GICs have now become a routine part of clinical practice for restorations, luting cements and lining materials. The strength and wear resistance of the recent materials has markedly improved over the last 10 or so years. The first major improvement was the incorporation of resins into the GIC; however, these materials were still not strong enough to withstand occlusal loading. The recent innovation of coating materials with a resin-based agent seems to have provided a major advance for use of higher powder/liquid ratio materials in the restoration of small load-bearing restorations.

The methods of delivery have also undergone major changes. Capsule systems have much improved allowing reliable mixing and dispensing directly into cavities in almost any location in the oral cavity. These systems have also reduced the porosity of the set cement, which has often been a problem with the older GICs. We are likely to see further modifications in delivery systems as manufacturers make further advances in both conventional GIC and RM-GICs.

GICs, particularly the resin-modified version, have been shown to be an excellent long-lasting restorative material for restoration of cervical lesions. In addition, because GICs are moisture tolerant and bond well to tooth structure, they remain an excellent material for restoring deep cavities where the dentine may be moist or adjacent to gingival tissues where moisture control is more difficult to achieve.

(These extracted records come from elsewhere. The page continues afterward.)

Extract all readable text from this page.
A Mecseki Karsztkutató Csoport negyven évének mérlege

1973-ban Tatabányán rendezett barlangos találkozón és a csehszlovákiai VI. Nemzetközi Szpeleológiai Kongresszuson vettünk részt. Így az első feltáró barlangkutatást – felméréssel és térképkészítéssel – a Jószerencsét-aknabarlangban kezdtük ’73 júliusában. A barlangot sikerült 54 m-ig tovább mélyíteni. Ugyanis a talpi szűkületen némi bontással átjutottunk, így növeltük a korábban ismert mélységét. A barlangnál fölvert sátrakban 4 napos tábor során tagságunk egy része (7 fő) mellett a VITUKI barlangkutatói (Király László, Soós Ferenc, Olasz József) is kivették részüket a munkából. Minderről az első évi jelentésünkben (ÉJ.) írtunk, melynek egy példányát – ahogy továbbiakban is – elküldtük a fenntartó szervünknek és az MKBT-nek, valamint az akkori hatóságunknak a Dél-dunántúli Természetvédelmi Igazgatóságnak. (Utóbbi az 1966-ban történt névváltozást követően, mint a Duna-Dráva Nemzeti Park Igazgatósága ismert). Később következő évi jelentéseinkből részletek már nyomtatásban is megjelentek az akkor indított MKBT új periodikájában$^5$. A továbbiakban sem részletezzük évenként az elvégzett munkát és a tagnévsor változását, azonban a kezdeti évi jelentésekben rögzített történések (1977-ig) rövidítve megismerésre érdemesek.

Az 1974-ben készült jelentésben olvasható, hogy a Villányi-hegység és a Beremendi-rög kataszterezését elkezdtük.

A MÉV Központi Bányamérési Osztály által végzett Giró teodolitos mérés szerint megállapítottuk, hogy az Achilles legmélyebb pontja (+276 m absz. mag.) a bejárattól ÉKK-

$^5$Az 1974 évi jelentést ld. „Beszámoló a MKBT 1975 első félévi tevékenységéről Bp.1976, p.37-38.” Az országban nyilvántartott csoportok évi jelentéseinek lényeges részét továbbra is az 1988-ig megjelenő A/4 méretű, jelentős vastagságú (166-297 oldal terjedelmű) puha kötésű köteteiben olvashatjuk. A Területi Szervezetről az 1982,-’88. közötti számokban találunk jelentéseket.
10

The recent developments in conventional GICs with the resin coating agents are beginning to show that the GICs may become a good alternative for small, conservative occlusal restorations. However, the strength of GICs still limits their use for load-bearing restorations. Hence, they are still not recommended for larger restorations that are exposed to direct loading during function.

The release of ions such as fluoride and also the ability to probably slow down biofilm formation make the GICs useful materials for a variety of patient groups such as high caries-risk and special-needs patients. Further advances will also most likely improve treatment outcomes for these groups in the future years.

It is likely that as GICs are further developed, the potential exists for them to become a truly universal, tooth-coloured restorative material able to control caries initiation, heal early lesions and perhaps repair already damaged tooth structure from caries.